Fluorescent Bis(guanidine) Copper Complexes as Precursors for Hydroxylation Catalysis
Florian Strassl,
Alexander Hoffmann,
Benjamin Grimm-Lebsanft,
Dieter Rukser,
Florian Biebl,
Mai Anh Tran,
Fabian Metz,
Michael Rübhausen,
Sonja Herres-Pawlis
Affiliations
Florian Strassl
Institute of Inorganic Chemistry, RWTH Aachen University, Landoltweg 1, 52074 Aachen, Germany
Alexander Hoffmann
Institute of Inorganic Chemistry, RWTH Aachen University, Landoltweg 1, 52074 Aachen, Germany
Benjamin Grimm-Lebsanft
Institut für Nanostruktur- und Festkörperphysik, Universität Hamburg and Center For Free Electron Laser Science, Notkestrasse 85, 22607 Hamburg, Germany
Dieter Rukser
Institut für Nanostruktur- und Festkörperphysik, Universität Hamburg and Center For Free Electron Laser Science, Notkestrasse 85, 22607 Hamburg, Germany
Florian Biebl
Institut für Nanostruktur- und Festkörperphysik, Universität Hamburg and Center For Free Electron Laser Science, Notkestrasse 85, 22607 Hamburg, Germany
Mai Anh Tran
Institute of Inorganic Chemistry, RWTH Aachen University, Landoltweg 1, 52074 Aachen, Germany
Fabian Metz
Institute of Inorganic Chemistry, RWTH Aachen University, Landoltweg 1, 52074 Aachen, Germany
Michael Rübhausen
Institut für Nanostruktur- und Festkörperphysik, Universität Hamburg and Center For Free Electron Laser Science, Notkestrasse 85, 22607 Hamburg, Germany
Sonja Herres-Pawlis
Institute of Inorganic Chemistry, RWTH Aachen University, Landoltweg 1, 52074 Aachen, Germany
Bis(guanidine) copper complexes are known for their ability to activate dioxygen. Unfortunately, until now, no bis(guanidine) copper-dioxygen adduct has been able to transfer oxygen to substrates. Using an aromatic backbone, fluorescence properties can be added to the copper(I) complex which renders them useful for later reaction monitoring. The novel bis(guanidine) ligand DMEG2tol stabilizes copper(I) and copper(II) complexes (characterized by single crystal X-ray diffraction, IR spectroscopy, and mass spectrometry) and, after oxygen activation, bis(µ-oxido) dicopper(III) complexes which have been characterized by low-temperature UV/Vis and Raman spectroscopy.

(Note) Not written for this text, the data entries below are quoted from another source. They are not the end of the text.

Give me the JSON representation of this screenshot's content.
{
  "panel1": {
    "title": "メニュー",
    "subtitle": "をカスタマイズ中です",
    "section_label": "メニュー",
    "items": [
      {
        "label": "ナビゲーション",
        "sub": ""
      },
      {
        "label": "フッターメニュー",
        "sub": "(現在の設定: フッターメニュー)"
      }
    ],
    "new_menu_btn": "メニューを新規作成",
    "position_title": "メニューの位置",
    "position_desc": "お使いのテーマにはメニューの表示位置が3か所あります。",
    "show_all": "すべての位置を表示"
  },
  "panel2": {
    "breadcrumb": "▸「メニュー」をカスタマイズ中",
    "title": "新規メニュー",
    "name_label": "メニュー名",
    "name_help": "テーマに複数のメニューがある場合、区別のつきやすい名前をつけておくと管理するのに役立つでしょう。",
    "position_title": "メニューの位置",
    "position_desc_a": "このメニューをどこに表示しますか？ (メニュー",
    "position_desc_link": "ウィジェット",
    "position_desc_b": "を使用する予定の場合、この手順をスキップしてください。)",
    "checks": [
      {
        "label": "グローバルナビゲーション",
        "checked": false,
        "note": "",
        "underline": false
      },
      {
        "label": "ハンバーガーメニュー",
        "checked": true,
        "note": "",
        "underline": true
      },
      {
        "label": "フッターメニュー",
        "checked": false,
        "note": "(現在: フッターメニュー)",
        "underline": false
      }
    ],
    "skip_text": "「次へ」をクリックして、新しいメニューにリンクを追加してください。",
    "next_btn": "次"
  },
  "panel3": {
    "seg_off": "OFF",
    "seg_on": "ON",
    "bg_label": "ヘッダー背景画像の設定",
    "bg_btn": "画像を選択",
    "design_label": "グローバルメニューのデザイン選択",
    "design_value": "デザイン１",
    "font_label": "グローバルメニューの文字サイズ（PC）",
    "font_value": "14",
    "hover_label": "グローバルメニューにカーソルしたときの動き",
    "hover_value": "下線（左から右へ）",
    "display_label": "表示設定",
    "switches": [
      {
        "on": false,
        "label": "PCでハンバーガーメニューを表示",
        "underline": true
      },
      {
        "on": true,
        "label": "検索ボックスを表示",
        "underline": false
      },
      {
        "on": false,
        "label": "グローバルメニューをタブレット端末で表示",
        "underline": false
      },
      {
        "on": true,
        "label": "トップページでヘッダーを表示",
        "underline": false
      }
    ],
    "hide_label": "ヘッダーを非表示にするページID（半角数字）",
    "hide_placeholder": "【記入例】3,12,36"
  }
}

These bis(guanidine) stabilized bis(µ-oxido) complexes are able to mediate tyrosinase-like hydroxylation activity as first examples of bis(guanidine) stabilized complexes. The experimental study is accompanied by density functional theory calculations which highlight the special role of the different guanidine donors.